Congloms put up ‘for sale’ signs

Wall Street-battered mega-companies comb through assets for quick cash castoffs

HOLLYWOOD — Their bottom lines hurt by the lost dream of convergence, depressed ad revenues and a general economic slowdown, media giants are looking to shed underperforming assets.

More than $300 billion has been wiped from the market value of the top 10 media companies alone.

Yet PricewaterhouseCoopers, in its global entertainment and media outlook report, says that while growth won’t be as strong for media companies over the next four years, Net companies will post the best results, as access is expected to be bundled with other consumer devices and content services. In fact, forecasters expect to see an uptick in e-business by 2006.

Thus, some argue that spinning off sinking Internet assets such as America Online may be a bit hasty.

“The jury is still out,” says Youssef Squali, who covers AOL Time Warner as an analyst for First Albany Corp. in New York. “Long term, I still see value merging content with medium.”

Squali isn’t alone in his thinking.

Media conglomerates would be better off holding Web companies at a loss than going back and buying them later at a premium, says Jeff Logsdon, media analyst at investment firm Gerard Klauer Mattison in Boston.

The problem is most companies took on too much debt to make acquisitions and now are faced with paring subsidiaries — Internet or not.

Cash-strapped Vivendi Universal is selling publishing house Houghton Mifflin, its stake in satcaster EchoStar and assets of Canal Plus, while rumors are buzzing that it will get out of showbiz altogether, with John Malone and Barry Diller teaming to buy Universal Studios, Universal Music and USA Networks . New Viv U topper Jean-Rene Fourtou is also dumping Internet portal Vizzavi.

AOL Time Warner is eyeing a sale of its book publishing division, certain television properties like Comedy Central and Court TV, and/or spinning off AOL.

Bertelsmann is also reassessing the Net agenda, put in place by former chief Thomas Middelhoff. In fact, the conglom’s new CEO, Gunter Thielen, recently assured his troops that the company was backing away from Internet ventures, although no one really knows what that means for music file-sharing service Napster yet. The company also has eliminated its chief operating officer slot in an effort to return Bertelsmann to its traditional, decentralized operations.

To be sure, there is a lot of finagling.

AT&T wants out of Time Warner Entertainment, which includes HBO, Warner Bros. Studios and sundry cable assets. Meanwhile, AT&T is set to merge its cable operations with Comcast, which would inherit the Time Warner Entertainment stake if it isn’t spun off or purchased outright by AOL Time Warner.

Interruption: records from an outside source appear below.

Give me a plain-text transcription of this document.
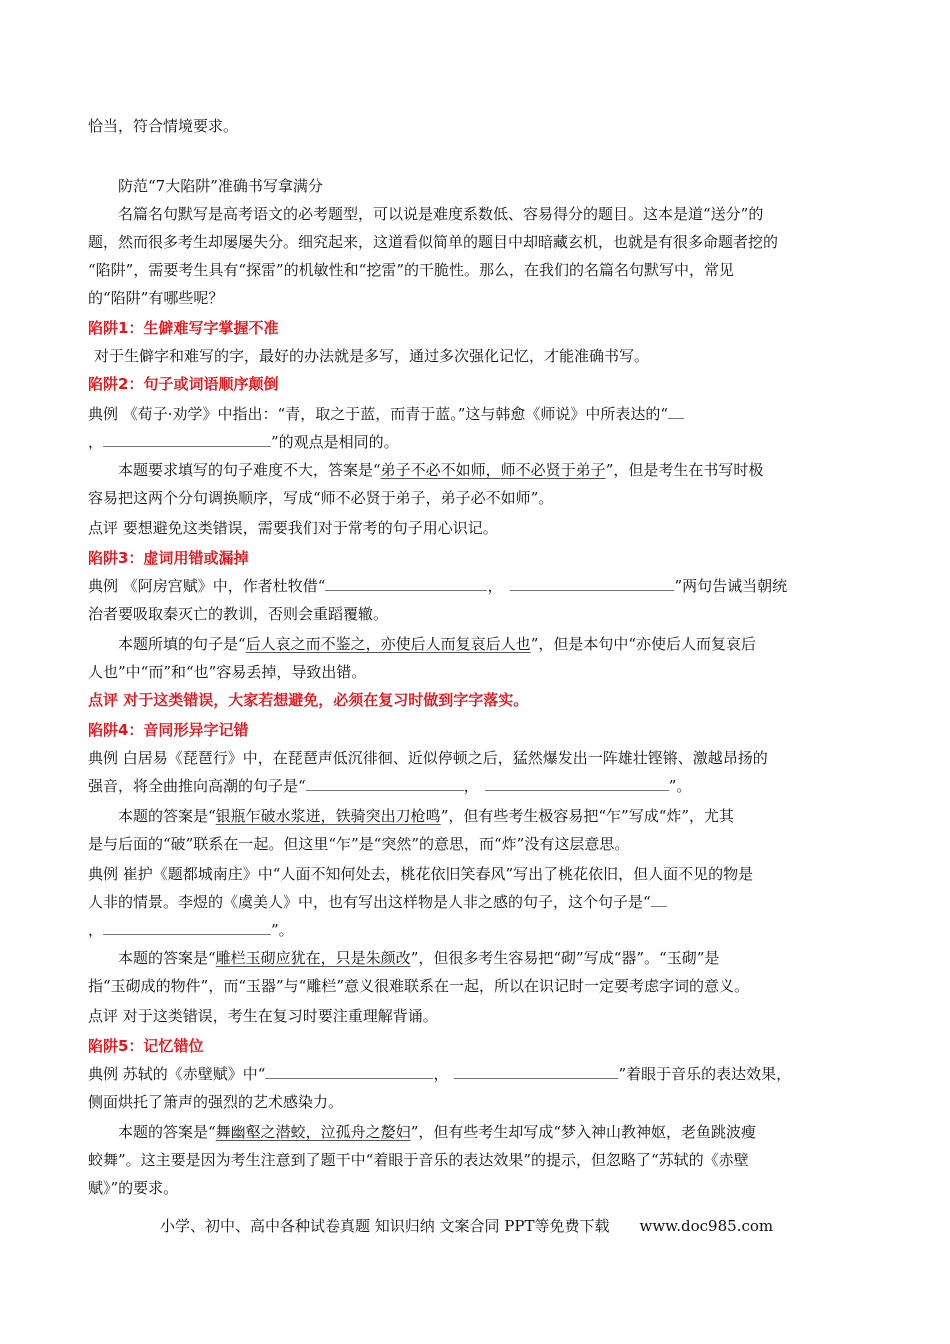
恰当，符合情境要求。
防范“7大陷阱”准确书写拿满分
名篇名句默写是高考语文的必考题型，可以说是难度系数低、容易得分的题目。这本是道“送分”的
题，然而很多考生却屡屡失分。细究起来，这道看似简单的题目中却暗藏玄机，也就是有很多命题者挖的
“陷阱”，需要考生具有“探雷”的机敏性和“挖雷”的干脆性。那么，在我们的名篇名句默写中，常见
的“陷阱”有哪些呢？
陷阱1：生僻难写字掌握不准
对于生僻字和难写的字，最好的办法就是多写，通过多次强化记忆，才能准确书写。
陷阱2：句子或词语顺序颠倒
典例 《荀子·劝学》中指出：“青，取之于蓝，而青于蓝。”这与韩愈《师说》中所表达的“
，	”的观点是相同的。
本题要求填写的句子难度不大，答案是“弟子不必不如师，师不必贤于弟子”，但是考生在书写时极
容易把这两个分句调换顺序，写成“师不必贤于弟子，弟子必不如师”。
点评 要想避免这类错误，需要我们对于常考的句子用心识记。
陷阱3：虚词用错或漏掉
典例 《阿房宫赋》中，作者杜牧借“	，	”两句告诫当朝统
治者要吸取秦灭亡的教训，否则会重蹈覆辙。
本题所填的句子是“后人哀之而不鉴之，亦使后人而复哀后人也”，但是本句中“亦使后人而复哀后
人也”中“而”和“也”容易丢掉，导致出错。
点评 对于这类错误，大家若想避免，必须在复习时做到字字落实。
陷阱4：音同形异字记错
典例 白居易《琵琶行》中，在琵琶声低沉徘徊、近似停顿之后，猛然爆发出一阵雄壮铿锵、激越昂扬的
强音，将全曲推向高潮的句子是“	，	”。
本题的答案是“银瓶乍破水浆迸，铁骑突出刀枪鸣”，但有些考生极容易把“乍”写成“炸”，尤其
是与后面的“破”联系在一起。但这里“乍”是“突然”的意思，而“炸”没有这层意思。
典例 崔护《题都城南庄》中“人面不知何处去，桃花依旧笑春风”写出了桃花依旧，但人面不见的物是
人非的情景。李煜的《虞美人》中，也有写出这样物是人非之感的句子，这个句子是“
，	”。
本题的答案是“雕栏玉砌应犹在，只是朱颜改”，但很多考生容易把“砌”写成“器”。“玉砌”是
指“玉砌成的物件”，而“玉器”与“雕栏”意义很难联系在一起，所以在识记时一定要考虑字词的意义。
点评 对于这类错误，考生在复习时要注重理解背诵。
陷阱5：记忆错位
典例 苏轼的《赤壁赋》中“	，	”着眼于音乐的表达效果，
侧面烘托了箫声的强烈的艺术感染力。
本题的答案是“舞幽壑之潜蛟，泣孤舟之嫠妇”，但有些考生却写成“梦入神山教神妪，老鱼跳波瘦
蛟舞”。这主要是因为考生注意到了题干中“着眼于音乐的表达效果”的提示，但忽略了“苏轼的《赤壁
赋》”的要求。
小学、初中、高中各种试卷真题 知识归纳 文案合同 PPT等免费下载 www.doc985.com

Once riding high on the back of stocks that were used to buy into complex deals just a few years ago, many top media companies have seen their total market values sliced by more than half over the past two years: AOL lost about $150 billion in value; Disney, about $30 billion; Vivendi Universal, $45 billion; Viacom, about $5 billion; News Corp., $14 billion; Sony, $20 billion; Cox, $12 billion; and AT&T, $37 billion.

And that’s just a partial list of losses. Among the Variety’s Global 50 media companies, TKTKTK75% are showing losses.

“There is still a long way for these companies to go to gain profitability,” says Mike Gallant, a media analyst at CIBC bank in New York. More direct ties to revenue and clearer business identities may help some companies gain speedier recoveries.

Logsdon says the diversified business approach — created in a careless manner — may be much to blame for some dips into the red.

For example, Vivendi Universal is suffering an identity crisis. “Who knows what they are?” he asks. “A water utility? A media concern?”

Even among mixed-media conglomerates, efforts are under way to make their businesses more understandable — like separating content from medium.

Cablevision could put cable channels AMC, Bravo and Independent Film Channel on the block as a way to raise money to meet its spending needs next year, analysts say.

Even the highly profitable QVC, some say, could be weaned from Comcast as a way to create more unit value.

Other companies may spin off subsidiaries to thwart adverse trends. Blockbuster, with the threat of video-on-demand looming, could be spun off from Viacom, says Gallant, adding, “But that’s way down the road.”

Squali says, “It all boils down to management and how effective they can be.”

Meanwhile, media companies are on a bumpy ride. And that’s when things inevitably fall off or get tossed aside. Given the current climate. Certain units are destined to become media castaways.